Nor did Duer and McComb expect to run into difficulties in their 6 percent project. A group of speculators more or less aligned with New York Governor George Clinton, Hamilton’s political rival and Jefferson’s ally, got into the game on the bear side, selling all the stock they could find to Duer and his partners at a future date. Their goal was to depress stock prices, so that they could make a killing on the day of delivery.
Their timing was good. In the spring, much of the specie in New York went into the country to buy produce for export. This put a squeeze on the banks, which began calling in their loans. With the price of their stocks remaining flat, Duer and other members of the 6 percent club scurried around New York in search of money, paying interest as high as 1 percent per day-365 percent per year.
These desperate measures staved off disaster—temporarily. Watching from Philadelphia, Hamilton, became increasingly dismayed. Duer and his friends were making a mockery of the system Hamilton had created to give America financial stability. He was keenly aware that Jefferson and his colleague James Madison were looking for an opportunity to strike him down. “The enemies to banks and credit are in a fair way to having their utmost malignity gratified,” the secretary lamented.
Oliver Wolcott Jr. of Connecticut, the meticulous comptroller of the treasury, had been toiling over the books Duer left behind. He had found a shortfall of $239,000 from that resourceful fellow’s tenure on the old Treasury Board. Duer had long acknowledged the deficiency but ignored Wolcott’s demands that he make it good. Rumors of his financial overextension reached Wolcott, who called upon the U.S. attorney in New York, Richard Harison, to sue Duer.
The frantic Duer begged Hamilton to block a suit that would cripple his power to borrow. For the secretary of the treasury, it was a painful clash between private friendship and public duty. Hamilton met the test, grimly consigning Duer to his fate: “Tis time there should be a line of separation between honest men and knaves.”

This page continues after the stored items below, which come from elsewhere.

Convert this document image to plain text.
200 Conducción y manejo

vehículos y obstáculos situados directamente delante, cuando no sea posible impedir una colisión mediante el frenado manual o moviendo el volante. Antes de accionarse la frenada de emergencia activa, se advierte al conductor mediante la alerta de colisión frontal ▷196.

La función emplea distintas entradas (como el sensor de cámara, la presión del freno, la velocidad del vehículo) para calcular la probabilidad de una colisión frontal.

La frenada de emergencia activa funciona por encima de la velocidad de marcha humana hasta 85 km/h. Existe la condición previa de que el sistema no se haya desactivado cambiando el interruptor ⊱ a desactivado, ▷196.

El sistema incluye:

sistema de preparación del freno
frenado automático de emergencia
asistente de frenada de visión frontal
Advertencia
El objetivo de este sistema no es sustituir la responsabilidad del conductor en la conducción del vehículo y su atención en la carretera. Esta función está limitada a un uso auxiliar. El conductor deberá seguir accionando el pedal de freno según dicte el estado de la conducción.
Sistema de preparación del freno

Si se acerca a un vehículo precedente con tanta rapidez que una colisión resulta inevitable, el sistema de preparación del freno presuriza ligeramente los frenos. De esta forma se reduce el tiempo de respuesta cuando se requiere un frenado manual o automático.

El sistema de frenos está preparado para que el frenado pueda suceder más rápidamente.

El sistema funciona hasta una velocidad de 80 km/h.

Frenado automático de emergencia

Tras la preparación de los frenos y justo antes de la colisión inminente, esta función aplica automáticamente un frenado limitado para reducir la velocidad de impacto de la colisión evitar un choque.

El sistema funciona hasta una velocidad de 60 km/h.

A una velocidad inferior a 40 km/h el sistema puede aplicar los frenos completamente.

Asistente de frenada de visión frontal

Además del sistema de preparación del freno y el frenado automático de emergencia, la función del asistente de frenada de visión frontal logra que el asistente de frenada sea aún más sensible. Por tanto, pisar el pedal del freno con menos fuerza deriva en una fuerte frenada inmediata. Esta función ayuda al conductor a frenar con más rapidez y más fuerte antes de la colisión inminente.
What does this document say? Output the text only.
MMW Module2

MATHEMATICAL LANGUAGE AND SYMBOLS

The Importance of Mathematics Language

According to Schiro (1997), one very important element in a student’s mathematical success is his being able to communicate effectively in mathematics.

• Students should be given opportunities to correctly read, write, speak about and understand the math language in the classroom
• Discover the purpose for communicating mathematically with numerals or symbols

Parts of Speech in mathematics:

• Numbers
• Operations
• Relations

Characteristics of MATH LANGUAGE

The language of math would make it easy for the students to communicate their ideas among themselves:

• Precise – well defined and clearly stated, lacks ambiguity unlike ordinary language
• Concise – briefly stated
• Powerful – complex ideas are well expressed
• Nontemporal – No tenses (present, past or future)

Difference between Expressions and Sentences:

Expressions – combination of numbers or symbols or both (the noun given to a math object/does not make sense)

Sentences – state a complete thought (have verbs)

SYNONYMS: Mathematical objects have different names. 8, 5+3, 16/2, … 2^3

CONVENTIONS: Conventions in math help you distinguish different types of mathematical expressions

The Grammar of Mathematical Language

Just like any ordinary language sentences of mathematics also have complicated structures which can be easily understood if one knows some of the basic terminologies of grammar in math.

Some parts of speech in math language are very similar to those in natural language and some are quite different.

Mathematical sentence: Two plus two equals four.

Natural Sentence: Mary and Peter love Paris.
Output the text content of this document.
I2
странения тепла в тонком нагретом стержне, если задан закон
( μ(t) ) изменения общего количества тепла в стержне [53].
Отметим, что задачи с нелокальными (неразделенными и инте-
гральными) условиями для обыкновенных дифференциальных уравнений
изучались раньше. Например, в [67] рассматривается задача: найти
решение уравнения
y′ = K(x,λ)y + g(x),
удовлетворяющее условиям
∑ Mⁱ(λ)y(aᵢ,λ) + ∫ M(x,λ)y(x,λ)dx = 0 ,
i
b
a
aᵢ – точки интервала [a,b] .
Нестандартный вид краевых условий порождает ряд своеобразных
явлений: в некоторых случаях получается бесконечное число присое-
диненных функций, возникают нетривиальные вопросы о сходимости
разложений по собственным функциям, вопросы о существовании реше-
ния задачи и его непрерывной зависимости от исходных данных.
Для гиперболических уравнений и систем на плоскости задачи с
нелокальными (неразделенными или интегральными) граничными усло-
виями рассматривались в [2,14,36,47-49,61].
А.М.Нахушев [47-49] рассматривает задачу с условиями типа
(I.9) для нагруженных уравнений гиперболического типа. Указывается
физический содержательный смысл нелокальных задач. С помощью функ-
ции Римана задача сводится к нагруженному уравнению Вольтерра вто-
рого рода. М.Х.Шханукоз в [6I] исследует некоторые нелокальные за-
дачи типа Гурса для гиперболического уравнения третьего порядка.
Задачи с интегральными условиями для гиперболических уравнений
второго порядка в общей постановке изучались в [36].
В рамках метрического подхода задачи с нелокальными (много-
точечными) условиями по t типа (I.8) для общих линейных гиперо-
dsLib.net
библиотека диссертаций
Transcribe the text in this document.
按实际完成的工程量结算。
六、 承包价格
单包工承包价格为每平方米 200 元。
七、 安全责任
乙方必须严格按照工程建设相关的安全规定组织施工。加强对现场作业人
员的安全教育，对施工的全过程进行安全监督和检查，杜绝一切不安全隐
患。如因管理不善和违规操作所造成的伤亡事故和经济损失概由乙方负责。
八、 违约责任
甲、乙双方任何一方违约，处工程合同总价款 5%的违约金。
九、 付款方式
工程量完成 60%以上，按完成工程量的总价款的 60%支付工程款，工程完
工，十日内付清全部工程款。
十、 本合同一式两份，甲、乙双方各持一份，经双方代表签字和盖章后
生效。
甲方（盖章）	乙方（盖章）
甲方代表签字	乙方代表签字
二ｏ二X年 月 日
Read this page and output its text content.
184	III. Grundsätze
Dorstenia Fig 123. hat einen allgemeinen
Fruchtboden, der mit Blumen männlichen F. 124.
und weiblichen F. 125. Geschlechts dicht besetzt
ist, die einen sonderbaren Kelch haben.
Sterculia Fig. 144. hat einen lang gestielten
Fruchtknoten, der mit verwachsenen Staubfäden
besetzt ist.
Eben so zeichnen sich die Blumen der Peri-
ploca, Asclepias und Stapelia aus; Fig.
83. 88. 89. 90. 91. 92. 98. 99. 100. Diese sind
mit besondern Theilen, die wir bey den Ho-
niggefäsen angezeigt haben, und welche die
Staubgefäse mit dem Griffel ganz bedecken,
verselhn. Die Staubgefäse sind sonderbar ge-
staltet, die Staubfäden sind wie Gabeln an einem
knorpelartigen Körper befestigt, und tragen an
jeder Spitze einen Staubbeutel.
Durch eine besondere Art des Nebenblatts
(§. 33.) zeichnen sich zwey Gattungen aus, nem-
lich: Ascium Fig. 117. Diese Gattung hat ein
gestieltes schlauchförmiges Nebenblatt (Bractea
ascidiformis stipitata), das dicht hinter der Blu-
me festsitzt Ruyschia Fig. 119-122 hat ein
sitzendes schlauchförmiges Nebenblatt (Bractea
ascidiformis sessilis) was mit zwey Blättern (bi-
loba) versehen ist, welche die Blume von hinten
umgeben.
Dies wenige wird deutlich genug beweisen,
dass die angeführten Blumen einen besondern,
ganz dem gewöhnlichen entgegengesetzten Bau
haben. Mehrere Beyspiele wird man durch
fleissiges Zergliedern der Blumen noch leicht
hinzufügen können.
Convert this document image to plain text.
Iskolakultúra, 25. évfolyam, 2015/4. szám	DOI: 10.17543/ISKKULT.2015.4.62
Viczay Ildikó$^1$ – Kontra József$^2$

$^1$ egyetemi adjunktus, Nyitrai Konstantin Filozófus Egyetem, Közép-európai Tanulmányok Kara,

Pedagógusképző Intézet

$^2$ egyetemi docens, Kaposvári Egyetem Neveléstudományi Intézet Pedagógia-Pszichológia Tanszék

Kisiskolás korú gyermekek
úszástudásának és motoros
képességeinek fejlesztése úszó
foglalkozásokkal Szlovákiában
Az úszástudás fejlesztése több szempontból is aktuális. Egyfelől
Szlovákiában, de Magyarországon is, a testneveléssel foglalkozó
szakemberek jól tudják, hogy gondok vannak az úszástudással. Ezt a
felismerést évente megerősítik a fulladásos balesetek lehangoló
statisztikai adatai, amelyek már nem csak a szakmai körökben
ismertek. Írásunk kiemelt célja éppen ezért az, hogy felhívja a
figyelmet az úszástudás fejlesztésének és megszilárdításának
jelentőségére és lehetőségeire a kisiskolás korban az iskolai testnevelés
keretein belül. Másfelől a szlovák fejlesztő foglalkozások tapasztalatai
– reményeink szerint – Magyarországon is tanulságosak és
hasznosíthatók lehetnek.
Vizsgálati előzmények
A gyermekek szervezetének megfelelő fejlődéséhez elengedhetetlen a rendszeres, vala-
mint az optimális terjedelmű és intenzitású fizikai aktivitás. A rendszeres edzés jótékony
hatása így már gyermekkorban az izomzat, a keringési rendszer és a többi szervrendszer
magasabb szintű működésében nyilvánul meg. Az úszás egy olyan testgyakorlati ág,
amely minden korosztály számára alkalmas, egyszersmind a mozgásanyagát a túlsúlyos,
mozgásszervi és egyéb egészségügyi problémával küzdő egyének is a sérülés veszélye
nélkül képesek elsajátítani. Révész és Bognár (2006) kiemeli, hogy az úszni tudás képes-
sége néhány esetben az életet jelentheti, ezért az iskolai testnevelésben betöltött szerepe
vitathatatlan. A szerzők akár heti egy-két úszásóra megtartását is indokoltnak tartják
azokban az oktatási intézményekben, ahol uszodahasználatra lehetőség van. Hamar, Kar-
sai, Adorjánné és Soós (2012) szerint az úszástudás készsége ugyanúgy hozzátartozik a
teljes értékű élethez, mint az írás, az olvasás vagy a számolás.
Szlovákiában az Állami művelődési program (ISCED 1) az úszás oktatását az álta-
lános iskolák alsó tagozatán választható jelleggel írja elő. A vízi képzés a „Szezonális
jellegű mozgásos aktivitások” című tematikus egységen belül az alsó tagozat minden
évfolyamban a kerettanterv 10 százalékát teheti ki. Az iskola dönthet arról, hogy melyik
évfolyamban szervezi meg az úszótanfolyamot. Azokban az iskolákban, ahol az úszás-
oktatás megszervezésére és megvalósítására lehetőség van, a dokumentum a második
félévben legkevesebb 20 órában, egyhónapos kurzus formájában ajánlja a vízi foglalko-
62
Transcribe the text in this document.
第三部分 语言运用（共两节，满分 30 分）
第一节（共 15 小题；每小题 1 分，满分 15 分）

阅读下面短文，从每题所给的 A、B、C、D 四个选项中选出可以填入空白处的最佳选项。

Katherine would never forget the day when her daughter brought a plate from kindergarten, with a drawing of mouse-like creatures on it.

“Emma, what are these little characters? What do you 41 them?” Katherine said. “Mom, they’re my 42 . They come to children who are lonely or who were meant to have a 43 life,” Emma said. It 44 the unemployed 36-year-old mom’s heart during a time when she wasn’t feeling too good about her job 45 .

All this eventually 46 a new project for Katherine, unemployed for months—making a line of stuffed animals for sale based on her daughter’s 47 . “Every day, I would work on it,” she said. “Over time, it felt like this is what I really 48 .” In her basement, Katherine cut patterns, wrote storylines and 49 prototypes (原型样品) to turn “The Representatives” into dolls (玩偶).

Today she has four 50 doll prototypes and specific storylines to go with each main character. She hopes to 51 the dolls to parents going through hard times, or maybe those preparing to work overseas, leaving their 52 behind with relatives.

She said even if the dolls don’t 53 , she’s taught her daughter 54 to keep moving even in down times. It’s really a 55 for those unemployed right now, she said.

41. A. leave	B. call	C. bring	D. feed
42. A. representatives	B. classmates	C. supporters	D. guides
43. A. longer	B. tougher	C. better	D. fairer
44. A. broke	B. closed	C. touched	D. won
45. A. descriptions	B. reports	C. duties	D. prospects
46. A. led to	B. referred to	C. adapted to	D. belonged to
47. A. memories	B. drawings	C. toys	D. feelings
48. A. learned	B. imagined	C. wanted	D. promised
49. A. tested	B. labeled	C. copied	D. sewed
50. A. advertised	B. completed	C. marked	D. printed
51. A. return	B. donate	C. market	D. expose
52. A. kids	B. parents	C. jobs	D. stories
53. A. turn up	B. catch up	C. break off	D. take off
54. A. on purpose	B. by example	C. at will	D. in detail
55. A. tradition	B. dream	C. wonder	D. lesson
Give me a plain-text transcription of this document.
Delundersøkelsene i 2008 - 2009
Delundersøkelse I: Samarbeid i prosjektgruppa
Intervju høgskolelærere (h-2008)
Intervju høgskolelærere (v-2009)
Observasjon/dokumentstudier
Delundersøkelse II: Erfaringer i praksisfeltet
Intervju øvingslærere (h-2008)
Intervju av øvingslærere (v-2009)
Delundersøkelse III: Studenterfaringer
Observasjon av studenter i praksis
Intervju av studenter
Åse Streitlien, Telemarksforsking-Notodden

On March 9, 1792, Duer failed to meet a number of payments on loans, and his paper pyramid began to crumble. He claimed that the notes had been issued by his agent in his absence and required “investigation.” No one believed a word of this, but it bought Duer a little more time.
By March 15, 6 percents were in precipitous decline and deferreds were also showing signs of galloping anemia. The bears were throwing all the stock they could find into the market to accelerate the downward plunge. Duer faced a crescendo of demands for payments of stocks that would soon be delivered, and the falling market combined with the government’s lawsuit made it impossible for him to raise another cent. He was soon in serious danger of physical harm from what one speculator called “the lower class of his creditors,” who were threatening that if they did not get their money they would “rise to extremities.”
On March 23 Duer took refuge in the city jail—a place to which most debtors went reluctantly, but which he now saw as far safer than his mansion on Broadway. In a letter a New York businessman ticked off the names of a veritable gallery of top merchants to whom Duer owed large sums— $80,000 to one man alone. He also owed “shopkeepers, widows, orphans—butchers, carmen, gardners, market women.” Another writer reported: “The town has rec’d a shock which it will not get over for many years. Men look as if some general calamity had taken place.”